Turing Pharmaceuticals chief executive Martin Shkreli found himself in the middle of a media firestorm last month as he adamantly defended his company’s 4,000 percent drug price hike as “altruistic.”
Daraprim, which treats a life-threatening infection in patients with HIV/AIDS and other immune problems, was increased to $750 a pill, a move resoundingly decried, even by presidential candidates.
Now, another company will offer a Daraprim alternative, at just $1 a pill.

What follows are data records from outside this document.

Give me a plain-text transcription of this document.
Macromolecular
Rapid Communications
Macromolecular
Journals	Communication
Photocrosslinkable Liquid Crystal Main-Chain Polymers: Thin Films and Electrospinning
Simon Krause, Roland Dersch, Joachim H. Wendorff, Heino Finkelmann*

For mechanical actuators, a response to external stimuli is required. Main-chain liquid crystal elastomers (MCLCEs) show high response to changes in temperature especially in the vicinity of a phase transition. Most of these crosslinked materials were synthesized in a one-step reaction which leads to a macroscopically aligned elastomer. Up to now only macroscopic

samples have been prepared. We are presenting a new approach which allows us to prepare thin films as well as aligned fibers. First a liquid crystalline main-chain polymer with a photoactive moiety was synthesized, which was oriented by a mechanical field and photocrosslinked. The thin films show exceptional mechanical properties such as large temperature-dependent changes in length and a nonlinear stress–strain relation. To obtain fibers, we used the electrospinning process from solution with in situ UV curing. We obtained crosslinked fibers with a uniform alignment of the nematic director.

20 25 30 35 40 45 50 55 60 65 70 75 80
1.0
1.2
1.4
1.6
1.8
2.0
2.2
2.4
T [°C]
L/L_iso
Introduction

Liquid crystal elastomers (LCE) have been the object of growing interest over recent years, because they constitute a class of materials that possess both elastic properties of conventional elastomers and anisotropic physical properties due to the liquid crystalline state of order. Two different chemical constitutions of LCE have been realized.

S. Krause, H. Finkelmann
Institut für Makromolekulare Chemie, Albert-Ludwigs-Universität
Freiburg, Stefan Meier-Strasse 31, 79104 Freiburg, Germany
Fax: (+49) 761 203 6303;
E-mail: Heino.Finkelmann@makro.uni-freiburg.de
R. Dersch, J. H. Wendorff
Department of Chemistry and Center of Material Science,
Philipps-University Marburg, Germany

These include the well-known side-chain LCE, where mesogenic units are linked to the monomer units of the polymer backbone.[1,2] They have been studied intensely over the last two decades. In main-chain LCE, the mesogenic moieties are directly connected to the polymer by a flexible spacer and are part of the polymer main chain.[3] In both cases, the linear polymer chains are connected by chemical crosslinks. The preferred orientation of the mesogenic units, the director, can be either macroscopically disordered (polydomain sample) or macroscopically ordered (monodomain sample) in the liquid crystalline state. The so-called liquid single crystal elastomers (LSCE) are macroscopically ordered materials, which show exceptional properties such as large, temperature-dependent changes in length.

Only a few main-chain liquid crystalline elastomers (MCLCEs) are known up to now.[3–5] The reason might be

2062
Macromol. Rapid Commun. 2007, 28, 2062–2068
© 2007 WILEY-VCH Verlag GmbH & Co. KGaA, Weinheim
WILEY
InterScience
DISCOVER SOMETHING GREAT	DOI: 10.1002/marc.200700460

It’s not an exact replica of Daraprim. San Diego-based Imprimis Pharmaceuticals announced Thursday that it is selling pills containing a “customizable compounded formulation” of pyrimethamine and leucovorin, both ingredients in Daraprim.
Imprimis chief executive Mark Baum specifically referenced the price hike by Turing, saying the company has a right to charge patients “whatever it believes is appropriate.”
“It is indisputable that generic drug prices have soared recently,” Baum said in a statement. “While we have seen an increase in costs associated with regulatory compliance, recent generic drug price increases have made us concerned and caused us to take positive action to address an opportunity to help a needy patient population.”
Daraprim has been on the market for 62 years; Turing purchased the rights to the drug in August.
Shkreli had defended the price increase, arguing that it wasn’t just good for business; he said profits would be used for researching new treatments, which ultimately would benefit patients.
Turing Pharmaceuticals had previously explained in a statement that “there have been no significant advances or research into this disease area in decades.”
“For toxoplasmosis and other critical, under-treated diseases, the status quo is not an option,” the company said in a statement. “Turing hopes to change that by targeting investments that both improve on the current formulation and seek to develop new therapeutics with better clinical profiles that we hope will help eradicate the disease.”
Shkreli had also promised the price would be lowered; it hasn’t, according to The Associated Press, which noted that company said it would cap patient co-payments at $10.
The Food and Drug Administration doesn’t approve compounded drugs, such as this one offered by Imprimis. Typically, compounded drugs are prescribed to patients who can’t take FDA-approved drugs, such as for those who are allergic to an inactive ingredient.
Compounded drugs are no stranger to controversy; a compounding pharmacy was at the heart of a deadly meningitis outbreak in 2012 that killed 64 people and sickened more than 600. Federal legislators subsequently tightened regulations over such companies.
And compounded drugs can be very pricey, too. But it appears the Daraprim alternative compound was not born out of a physical inability to use Daraprim, but a financial one.